Can we always write public virtual for safety, even we don't have multiple inheritance.
Each instance of derive has a middle1 base class sub-object and a middle2 base class sub-object.
If the inheritance is non-virtual, then the middle1 base class sub-object has a base base class subobject, and the middle2 base class sub-object also has a base base class sub-object. Hence, each instance of derive has two base sub-objects, and the call pd->f() is ambiguous -- which of the base objects do you want to call f() on?
Making the inheritance virtual means that middle1 and middle2 will share a single base sub-object of derive. This removes the ambiguity -- there is only one base object that f() could be called on.
Can we always write public virtual for safety
Not necessarily. There may be inheritance hierarchies in which you don't want middle1 and middle2 to share a public base sub-object. You could probably argue that in such cases, you shouldn't be writing a class derive that inherits from both, but if you do end up with that situation then the workaround would be to do either:
static_cast<middle1*>(pd)->f();
pd->middle1::f();
to specify that you want to call f on the middle1 base class sub-object, or
static_cast<middle2*>(pd)->f();
pd->middle2::f();
to specify middle2.
Virtual base classes implement an additional indirection level in order to solve the diamond problem (see this question).
If you always use virtual inheritance, you will always suffer the performance penalty resulting from that additional indirection level.
Therefore, I would suggest you only use virtual inheritance when you have to.
I know that virtual solves this problem, but how?
virtual keywords solves the problem by making only one top order base class subobject to be present in the inheritance hierarchy.

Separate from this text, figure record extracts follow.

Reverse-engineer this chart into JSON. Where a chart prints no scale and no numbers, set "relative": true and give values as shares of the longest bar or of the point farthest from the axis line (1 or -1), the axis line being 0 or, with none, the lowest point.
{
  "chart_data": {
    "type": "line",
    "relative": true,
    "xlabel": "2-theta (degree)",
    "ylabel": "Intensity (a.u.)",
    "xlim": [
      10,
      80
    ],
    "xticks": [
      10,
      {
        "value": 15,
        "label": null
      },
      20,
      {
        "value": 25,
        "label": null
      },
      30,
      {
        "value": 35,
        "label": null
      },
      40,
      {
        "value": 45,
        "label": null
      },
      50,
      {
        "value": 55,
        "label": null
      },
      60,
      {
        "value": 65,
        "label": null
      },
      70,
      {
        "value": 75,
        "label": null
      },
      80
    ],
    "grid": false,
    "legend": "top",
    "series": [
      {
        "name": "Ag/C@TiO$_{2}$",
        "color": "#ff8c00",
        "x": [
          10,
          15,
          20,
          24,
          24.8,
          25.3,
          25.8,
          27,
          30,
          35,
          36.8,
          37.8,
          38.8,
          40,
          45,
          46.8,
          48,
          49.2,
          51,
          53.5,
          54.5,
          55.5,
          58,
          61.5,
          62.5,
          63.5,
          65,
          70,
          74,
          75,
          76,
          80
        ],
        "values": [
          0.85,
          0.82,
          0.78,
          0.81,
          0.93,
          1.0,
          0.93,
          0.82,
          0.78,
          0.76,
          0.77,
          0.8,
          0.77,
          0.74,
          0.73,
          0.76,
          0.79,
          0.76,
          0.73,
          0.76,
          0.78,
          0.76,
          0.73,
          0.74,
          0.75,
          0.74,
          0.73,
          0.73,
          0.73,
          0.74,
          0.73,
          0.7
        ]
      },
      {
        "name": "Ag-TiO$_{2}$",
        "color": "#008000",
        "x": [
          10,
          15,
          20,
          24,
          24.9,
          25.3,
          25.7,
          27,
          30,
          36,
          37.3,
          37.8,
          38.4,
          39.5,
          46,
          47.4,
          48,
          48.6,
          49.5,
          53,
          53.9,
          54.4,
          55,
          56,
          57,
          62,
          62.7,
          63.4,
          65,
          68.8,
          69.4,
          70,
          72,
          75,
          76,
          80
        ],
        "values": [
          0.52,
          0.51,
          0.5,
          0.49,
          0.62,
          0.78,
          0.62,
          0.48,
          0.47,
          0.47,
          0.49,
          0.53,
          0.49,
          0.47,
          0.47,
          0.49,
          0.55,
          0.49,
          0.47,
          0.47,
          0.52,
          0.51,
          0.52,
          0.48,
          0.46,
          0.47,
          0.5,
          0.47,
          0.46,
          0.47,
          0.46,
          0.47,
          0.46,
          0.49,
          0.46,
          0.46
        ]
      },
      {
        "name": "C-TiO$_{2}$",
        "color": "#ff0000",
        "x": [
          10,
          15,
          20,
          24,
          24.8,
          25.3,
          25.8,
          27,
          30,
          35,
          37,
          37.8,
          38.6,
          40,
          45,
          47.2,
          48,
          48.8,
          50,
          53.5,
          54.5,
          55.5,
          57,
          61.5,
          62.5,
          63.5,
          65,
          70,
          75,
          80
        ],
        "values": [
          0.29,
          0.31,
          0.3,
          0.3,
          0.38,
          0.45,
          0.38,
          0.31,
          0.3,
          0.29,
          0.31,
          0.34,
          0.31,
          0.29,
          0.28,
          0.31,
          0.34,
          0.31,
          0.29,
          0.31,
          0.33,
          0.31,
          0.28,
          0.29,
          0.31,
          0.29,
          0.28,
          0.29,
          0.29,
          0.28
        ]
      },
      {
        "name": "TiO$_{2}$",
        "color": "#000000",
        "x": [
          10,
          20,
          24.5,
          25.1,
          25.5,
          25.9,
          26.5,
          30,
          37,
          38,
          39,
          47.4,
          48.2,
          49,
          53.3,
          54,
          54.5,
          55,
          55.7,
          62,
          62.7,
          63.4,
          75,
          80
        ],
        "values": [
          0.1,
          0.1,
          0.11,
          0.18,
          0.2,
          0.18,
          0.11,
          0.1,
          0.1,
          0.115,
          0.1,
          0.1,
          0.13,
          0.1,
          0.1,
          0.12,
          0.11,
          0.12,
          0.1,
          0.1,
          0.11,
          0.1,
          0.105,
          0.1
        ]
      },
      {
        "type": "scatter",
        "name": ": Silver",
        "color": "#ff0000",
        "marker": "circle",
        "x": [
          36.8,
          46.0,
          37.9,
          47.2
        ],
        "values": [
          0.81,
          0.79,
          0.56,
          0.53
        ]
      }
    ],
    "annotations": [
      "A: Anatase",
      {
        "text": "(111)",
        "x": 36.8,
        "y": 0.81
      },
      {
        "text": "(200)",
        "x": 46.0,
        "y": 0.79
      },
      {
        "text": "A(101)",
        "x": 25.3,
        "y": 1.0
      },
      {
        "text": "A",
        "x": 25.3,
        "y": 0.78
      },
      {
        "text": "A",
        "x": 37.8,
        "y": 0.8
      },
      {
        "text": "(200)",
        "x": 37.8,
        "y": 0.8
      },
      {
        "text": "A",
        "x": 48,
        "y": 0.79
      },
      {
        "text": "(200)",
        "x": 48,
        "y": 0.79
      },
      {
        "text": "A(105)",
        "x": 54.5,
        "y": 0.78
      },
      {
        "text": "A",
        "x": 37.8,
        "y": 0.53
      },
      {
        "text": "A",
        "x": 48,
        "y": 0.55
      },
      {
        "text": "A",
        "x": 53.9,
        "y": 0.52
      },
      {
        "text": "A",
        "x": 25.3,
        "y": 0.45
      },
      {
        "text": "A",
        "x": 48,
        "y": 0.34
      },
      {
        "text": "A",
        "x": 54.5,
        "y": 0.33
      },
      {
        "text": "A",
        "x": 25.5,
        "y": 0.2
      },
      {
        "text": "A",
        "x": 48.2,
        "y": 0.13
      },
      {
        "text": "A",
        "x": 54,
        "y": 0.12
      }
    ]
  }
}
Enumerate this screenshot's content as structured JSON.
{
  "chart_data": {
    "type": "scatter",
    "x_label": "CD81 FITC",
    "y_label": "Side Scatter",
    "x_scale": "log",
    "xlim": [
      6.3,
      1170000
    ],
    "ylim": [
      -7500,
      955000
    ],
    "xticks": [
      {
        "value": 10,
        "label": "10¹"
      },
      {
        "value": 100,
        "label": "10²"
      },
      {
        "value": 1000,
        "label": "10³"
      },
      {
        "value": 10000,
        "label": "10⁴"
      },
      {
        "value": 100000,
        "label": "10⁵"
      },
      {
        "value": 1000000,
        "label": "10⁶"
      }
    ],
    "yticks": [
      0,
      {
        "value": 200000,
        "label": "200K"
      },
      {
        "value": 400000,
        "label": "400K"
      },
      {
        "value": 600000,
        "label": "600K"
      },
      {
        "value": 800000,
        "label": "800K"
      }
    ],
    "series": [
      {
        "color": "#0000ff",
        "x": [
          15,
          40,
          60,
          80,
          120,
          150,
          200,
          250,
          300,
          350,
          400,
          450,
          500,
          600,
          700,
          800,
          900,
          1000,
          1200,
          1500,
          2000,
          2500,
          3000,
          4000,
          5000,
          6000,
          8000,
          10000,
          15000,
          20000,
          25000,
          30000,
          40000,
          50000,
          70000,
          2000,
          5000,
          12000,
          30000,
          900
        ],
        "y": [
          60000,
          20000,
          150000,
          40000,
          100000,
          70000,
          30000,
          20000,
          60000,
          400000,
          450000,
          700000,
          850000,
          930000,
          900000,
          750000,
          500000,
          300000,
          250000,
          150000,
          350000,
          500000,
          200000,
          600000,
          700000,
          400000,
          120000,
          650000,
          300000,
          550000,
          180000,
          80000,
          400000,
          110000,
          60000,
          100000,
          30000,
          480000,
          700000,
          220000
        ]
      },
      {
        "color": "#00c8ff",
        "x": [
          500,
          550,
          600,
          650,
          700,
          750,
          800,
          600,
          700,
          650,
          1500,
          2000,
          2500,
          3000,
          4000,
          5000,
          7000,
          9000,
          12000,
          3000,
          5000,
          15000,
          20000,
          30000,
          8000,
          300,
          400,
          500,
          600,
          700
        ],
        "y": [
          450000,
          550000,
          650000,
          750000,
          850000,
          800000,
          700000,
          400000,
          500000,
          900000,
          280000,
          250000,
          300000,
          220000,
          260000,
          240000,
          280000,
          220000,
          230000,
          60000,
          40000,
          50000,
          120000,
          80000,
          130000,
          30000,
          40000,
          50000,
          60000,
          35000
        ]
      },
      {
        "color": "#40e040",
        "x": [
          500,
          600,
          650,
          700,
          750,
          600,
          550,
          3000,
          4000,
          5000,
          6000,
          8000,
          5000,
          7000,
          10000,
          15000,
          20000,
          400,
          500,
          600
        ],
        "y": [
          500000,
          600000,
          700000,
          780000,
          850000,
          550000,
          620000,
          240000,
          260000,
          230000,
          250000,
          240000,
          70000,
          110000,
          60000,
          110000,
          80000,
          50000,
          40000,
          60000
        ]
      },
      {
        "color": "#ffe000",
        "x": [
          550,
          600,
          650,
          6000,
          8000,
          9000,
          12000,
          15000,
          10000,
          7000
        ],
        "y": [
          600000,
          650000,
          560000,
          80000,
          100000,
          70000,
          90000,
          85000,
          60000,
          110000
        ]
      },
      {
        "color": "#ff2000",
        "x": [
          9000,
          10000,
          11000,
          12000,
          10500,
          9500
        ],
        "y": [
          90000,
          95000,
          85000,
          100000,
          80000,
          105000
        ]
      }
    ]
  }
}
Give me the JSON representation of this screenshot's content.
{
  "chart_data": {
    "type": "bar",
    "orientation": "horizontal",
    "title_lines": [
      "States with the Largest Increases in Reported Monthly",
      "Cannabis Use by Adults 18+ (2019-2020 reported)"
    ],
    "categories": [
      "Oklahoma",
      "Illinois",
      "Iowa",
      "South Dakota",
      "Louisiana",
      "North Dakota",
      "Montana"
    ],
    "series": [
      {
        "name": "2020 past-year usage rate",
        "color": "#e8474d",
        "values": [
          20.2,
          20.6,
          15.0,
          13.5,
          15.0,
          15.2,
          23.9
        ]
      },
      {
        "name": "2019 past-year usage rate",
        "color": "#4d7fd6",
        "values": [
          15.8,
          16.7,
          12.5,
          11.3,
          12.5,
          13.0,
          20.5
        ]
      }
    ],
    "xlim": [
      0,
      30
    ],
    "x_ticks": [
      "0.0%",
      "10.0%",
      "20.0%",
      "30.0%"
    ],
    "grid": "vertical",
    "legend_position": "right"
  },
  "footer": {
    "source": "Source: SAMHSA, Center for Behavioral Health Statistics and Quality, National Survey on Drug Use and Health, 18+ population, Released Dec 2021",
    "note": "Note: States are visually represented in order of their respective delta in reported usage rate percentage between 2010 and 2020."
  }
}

Without it each parent class middle1 & middle2 have their own copy of the base class thus resulting in ambiguity.
Can we always write public virtual for safety, even we don't have multiple inheritance.
There is no reason to use virtual inheritance if you don't have multiple inheritance. Multiple inheritance is the purpose for concept of virtual inheritance to exist.
I am a freshman in C++, especially about object-oriented programming. And now I have a problem during my learning.
There is a class hierarchy following:
class Class{};
class Base:public Class{};
class Derived1:virtual public Base{};
class Derived2:virtual public Base{};
class MI:public Derived1,public Derived2{};
class Final:public MI,public Class{};
And now I want to know what the order of constructor for the definition of a Final class object is.
I draw a diagram:
structure of class inheritance http://hi.csdn.net/attachment/201203/16/2712336_1331902452BziD.jpg
I know Virtual base classes are always constructed prior to nonvirtual base classes regardless of where they appear in the inheritance hierarchy. What I am confused is that if constructor of class Class is before Base, and if constructor of Class is invoked twice. And why?
Can someone tell my the answer? The more detailed, the better.
The direct inheritance of Class by Final and Base is not virtual, so an instance of Final has two base class subobjects of type Class. The one that is the direct base of Base is constructed before Base, and the one that is the direct base of Final is constructed afterwards (in fact after MI).
The reason is that:
direct bases are constructed in the order they're listed (unless they're a virtual base that has been constructed already),
bases are constructed before the class's own constructor runs.
Applying (1) to Final tells us that Class is constructed after MI. Applying (2) several times tells us that Class is constructed before Base, before Derived1 and Derived2, before MI.